Так у Нюрани появилась мечта, настолько смелая, что от робости дух перехватывало. Ничего, за три года, которыми еще нужно взрослеть, Нюраня как-нибудь с робостью справится, и с мамой тоже.
Роды
Прасковья переносила беременность тяжело, а родила легко. В обед начались схватки, быстро отошли воды, и через три часа на свет появились два мальчика. Бабка Минева, которую Анфиса пригласила на всякий случай и которую Василий Кузьмич назвал народной акушеркой, обмывала детишек и пеленала. С ее точки зрения и к удивлению доктора, Анфиса проявляла странное равнодушие к родившимся внукам, пеклась о невестке: полностью ли отошло детское место, нет ли признаков кровотечения.
– Анфиса, да глянь ты на молодцов! – позвала Минева. – На руки возьми.
– Чего на них глядеть? – буркнула Анфиса.
Но все-таки подошла. Два запеленатых столбика, два красных сморщенных личика. Анфиса набрала в грудь воздуха для горестного вздоха и застыла, не дыша, таращась на младенцев. Потом осторожно положила на их тельца ладони.
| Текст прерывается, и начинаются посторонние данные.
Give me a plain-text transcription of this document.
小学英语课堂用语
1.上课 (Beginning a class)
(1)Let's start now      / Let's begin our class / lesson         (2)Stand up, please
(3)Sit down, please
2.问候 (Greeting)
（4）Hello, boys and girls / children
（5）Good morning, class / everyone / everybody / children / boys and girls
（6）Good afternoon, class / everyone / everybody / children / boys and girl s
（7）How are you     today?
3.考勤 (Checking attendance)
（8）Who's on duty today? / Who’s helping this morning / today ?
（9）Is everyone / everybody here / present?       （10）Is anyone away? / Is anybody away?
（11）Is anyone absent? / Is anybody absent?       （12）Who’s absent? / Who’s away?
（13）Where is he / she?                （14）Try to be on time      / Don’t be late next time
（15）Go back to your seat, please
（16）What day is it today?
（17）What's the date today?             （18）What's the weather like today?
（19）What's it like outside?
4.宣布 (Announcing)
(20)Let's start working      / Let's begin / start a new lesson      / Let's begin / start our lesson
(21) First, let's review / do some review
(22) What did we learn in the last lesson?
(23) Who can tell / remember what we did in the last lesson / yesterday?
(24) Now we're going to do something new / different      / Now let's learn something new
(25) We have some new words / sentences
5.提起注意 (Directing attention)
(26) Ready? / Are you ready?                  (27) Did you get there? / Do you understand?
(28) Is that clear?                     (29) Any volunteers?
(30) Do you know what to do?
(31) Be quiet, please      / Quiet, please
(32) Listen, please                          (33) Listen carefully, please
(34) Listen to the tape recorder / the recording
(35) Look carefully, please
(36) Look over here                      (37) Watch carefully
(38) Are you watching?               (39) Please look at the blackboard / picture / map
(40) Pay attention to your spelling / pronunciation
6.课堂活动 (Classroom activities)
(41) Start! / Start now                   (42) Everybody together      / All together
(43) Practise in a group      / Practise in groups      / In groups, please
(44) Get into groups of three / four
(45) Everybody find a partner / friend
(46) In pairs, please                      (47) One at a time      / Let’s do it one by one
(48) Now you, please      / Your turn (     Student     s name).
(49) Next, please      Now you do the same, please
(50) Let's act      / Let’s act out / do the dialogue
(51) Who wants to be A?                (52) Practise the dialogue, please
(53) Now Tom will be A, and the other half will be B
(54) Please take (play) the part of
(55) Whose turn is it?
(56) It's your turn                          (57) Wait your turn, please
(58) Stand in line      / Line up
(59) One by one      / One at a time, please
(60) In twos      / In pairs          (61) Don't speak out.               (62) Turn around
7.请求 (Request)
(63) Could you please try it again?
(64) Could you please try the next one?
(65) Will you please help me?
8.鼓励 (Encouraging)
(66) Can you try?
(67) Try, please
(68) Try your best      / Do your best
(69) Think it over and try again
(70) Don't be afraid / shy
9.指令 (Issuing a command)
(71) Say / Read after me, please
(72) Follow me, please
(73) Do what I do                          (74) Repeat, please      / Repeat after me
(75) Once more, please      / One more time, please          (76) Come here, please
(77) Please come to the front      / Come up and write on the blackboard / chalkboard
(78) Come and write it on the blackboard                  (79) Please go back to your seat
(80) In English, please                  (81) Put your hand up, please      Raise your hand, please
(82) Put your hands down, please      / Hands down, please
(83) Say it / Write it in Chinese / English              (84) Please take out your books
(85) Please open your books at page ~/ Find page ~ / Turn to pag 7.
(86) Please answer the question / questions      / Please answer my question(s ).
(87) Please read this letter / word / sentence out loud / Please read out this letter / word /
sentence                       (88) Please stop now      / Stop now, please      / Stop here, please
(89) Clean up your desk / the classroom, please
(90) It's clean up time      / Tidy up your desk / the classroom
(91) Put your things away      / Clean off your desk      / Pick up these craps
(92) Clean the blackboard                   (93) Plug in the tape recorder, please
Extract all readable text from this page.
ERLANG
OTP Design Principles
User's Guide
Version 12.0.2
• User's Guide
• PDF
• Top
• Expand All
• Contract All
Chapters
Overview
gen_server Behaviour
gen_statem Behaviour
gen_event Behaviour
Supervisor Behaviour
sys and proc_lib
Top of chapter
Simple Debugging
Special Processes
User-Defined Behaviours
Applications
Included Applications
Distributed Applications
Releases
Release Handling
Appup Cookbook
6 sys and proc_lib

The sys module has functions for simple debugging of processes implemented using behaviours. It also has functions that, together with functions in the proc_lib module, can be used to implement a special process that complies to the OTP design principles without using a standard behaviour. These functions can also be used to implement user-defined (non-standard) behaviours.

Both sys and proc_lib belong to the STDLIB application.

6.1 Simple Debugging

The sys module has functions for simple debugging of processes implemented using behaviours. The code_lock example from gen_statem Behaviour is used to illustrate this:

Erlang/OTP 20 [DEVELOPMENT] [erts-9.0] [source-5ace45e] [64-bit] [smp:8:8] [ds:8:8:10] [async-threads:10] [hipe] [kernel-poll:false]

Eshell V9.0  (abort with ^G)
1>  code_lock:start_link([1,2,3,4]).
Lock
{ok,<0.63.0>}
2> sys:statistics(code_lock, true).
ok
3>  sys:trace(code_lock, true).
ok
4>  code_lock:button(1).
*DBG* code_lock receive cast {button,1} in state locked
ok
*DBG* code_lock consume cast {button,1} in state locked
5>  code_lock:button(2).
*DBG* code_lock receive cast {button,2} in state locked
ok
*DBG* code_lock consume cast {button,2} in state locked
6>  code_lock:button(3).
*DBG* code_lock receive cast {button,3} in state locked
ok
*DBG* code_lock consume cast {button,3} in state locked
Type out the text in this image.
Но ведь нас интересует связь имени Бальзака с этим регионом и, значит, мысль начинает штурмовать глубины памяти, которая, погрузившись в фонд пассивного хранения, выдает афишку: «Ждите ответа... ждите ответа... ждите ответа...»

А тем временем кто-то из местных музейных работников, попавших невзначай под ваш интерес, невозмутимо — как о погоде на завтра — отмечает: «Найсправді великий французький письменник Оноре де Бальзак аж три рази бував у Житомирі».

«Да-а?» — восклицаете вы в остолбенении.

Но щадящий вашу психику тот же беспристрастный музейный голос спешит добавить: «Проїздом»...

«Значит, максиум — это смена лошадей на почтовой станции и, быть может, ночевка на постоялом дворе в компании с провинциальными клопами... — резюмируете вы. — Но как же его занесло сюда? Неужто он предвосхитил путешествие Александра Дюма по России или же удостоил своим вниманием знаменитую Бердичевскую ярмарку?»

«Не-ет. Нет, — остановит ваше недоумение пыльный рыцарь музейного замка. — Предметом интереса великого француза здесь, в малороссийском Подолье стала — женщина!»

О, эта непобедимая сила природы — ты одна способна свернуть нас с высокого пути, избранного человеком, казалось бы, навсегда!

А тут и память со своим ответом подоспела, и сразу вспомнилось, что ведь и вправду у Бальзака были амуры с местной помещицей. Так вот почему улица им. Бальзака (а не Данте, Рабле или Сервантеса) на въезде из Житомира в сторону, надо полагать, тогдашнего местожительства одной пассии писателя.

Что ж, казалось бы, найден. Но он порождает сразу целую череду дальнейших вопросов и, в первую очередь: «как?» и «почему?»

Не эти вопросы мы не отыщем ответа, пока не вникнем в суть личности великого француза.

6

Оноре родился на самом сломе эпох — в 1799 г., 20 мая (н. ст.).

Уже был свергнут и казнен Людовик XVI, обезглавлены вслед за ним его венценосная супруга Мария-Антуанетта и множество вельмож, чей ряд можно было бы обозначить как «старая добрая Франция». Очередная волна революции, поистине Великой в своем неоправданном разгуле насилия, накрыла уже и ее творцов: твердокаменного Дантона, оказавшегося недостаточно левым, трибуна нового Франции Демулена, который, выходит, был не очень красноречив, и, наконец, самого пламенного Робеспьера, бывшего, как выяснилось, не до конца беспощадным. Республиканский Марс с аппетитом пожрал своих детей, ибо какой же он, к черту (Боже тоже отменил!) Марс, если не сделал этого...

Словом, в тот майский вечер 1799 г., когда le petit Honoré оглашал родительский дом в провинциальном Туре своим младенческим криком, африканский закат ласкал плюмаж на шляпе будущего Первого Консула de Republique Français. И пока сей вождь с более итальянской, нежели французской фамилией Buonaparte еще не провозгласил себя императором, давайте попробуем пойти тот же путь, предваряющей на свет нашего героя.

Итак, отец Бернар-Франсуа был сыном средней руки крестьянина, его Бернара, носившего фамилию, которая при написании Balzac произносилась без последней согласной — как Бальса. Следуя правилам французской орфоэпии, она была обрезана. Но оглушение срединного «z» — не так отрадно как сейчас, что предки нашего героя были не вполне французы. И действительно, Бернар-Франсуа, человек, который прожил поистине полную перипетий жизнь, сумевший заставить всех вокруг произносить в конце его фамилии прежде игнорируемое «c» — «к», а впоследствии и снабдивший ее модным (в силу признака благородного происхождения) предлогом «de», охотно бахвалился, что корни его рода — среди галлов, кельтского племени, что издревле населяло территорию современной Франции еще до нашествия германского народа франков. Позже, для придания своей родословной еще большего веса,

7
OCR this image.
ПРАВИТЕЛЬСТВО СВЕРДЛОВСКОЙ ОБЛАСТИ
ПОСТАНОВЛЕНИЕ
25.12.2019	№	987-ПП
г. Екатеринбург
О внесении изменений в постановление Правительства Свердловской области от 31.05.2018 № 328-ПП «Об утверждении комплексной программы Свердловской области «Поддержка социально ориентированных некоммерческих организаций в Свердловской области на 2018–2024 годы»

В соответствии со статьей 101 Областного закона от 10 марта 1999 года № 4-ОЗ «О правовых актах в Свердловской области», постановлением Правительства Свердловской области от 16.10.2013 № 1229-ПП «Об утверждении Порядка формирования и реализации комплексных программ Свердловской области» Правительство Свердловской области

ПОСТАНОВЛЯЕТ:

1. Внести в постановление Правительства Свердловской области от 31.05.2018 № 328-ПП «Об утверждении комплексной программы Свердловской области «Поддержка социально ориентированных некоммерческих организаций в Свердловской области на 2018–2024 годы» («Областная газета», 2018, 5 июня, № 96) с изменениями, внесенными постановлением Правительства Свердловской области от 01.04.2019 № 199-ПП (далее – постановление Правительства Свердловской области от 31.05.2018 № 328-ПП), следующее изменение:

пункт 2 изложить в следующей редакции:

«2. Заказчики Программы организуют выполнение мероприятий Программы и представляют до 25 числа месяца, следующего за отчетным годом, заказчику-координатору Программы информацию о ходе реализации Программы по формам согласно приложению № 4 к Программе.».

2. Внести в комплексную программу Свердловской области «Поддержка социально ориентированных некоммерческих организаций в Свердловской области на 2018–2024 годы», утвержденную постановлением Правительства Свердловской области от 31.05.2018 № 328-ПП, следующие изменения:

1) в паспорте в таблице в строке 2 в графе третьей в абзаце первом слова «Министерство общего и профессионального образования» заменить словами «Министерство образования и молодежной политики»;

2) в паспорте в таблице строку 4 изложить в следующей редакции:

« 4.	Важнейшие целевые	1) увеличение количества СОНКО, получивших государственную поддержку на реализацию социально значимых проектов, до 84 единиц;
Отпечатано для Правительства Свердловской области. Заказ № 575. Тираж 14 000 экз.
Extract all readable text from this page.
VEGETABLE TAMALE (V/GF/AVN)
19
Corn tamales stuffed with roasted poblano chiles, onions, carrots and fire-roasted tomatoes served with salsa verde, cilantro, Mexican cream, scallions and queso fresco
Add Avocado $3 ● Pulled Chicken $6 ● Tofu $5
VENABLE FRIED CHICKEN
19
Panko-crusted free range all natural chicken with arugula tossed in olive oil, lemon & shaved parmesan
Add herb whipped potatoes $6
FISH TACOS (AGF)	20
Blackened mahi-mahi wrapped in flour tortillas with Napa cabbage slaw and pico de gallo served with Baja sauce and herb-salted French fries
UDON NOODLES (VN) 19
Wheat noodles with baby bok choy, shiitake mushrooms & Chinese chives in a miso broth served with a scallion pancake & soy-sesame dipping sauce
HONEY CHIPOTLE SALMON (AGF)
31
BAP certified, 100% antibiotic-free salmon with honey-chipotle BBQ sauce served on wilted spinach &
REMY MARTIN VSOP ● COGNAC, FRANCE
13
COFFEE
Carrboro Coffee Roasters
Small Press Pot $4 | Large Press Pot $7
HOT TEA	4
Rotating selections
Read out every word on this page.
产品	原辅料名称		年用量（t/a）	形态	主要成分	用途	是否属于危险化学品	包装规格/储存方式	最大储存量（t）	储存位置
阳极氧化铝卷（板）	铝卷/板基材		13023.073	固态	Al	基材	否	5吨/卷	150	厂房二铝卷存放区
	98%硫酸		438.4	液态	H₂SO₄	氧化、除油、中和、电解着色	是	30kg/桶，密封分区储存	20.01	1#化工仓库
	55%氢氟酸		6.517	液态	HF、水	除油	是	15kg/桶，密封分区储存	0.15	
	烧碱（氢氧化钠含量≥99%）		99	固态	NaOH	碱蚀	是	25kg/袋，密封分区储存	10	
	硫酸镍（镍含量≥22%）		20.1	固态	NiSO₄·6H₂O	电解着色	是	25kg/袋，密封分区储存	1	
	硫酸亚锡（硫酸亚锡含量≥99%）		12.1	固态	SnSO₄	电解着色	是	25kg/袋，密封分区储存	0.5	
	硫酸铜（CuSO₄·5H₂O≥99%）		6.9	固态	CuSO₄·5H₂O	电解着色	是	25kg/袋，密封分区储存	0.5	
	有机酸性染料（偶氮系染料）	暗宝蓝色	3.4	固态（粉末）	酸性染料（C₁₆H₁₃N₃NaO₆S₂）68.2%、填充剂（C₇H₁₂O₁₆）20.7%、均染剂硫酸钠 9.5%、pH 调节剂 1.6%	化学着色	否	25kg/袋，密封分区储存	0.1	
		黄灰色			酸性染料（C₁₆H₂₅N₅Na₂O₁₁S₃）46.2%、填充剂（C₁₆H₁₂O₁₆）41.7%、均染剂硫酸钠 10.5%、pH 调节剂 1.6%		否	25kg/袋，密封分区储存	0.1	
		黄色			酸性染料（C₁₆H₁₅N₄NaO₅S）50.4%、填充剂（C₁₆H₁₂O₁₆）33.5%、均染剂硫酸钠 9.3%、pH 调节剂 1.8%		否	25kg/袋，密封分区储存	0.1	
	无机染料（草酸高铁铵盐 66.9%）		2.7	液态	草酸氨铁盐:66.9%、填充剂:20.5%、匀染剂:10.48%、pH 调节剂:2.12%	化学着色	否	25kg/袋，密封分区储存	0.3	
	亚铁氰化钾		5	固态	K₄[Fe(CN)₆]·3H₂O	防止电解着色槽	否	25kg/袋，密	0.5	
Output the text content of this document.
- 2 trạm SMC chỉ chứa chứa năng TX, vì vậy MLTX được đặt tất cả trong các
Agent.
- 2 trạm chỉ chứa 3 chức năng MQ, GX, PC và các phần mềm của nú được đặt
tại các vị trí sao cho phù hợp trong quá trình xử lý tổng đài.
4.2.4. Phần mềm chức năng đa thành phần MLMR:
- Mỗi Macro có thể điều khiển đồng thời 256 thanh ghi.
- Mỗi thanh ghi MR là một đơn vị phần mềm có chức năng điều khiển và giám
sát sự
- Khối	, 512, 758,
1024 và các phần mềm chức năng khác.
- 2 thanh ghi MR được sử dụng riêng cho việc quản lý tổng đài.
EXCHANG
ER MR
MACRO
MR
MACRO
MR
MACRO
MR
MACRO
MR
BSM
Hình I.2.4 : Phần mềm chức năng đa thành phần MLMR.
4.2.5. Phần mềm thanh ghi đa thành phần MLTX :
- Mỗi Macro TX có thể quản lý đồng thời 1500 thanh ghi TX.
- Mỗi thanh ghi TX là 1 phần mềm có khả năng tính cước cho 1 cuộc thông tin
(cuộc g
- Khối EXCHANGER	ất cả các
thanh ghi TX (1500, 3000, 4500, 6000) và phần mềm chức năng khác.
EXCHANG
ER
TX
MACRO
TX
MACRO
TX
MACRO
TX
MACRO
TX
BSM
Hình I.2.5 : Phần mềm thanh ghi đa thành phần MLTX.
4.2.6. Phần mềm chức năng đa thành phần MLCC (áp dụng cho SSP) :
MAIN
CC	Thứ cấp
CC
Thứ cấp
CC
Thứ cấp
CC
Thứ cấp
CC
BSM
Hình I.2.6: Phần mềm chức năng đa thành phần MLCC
Ни слова не говоря, на ватных, непослушных ногах Анфиса вышла из комнаты, молча прошла по горнице и скрылась в спальне. Ерема бросился за ней. Как и Марфа с Нюраней, он отлично слышал детский плач, но у жены было такое лицо…
Анфиса сидела на кровати, руки безвольно висели, глаза смотрели в одну точку на противоположной стене. И самое поразительное – из глаз жены градом катились слезы, текли по щекам, капали на грудь… Анфиса и слезы – это небывальщина. Она не плакала ни в горе, ни в радости. Еремей подозревал, что у его суровой жены вовсе отсутствует орган, производящий слезную влагу. Хотя рассказывали, что, не отпуская Степку на войну, Анфиса рыдала – стены тряслись, лицо себе оскребала, до сих пор шрамики видны. «Бывают слезы редки, да едки», – вспомнил пословицу Ерема, но вслух не произнес.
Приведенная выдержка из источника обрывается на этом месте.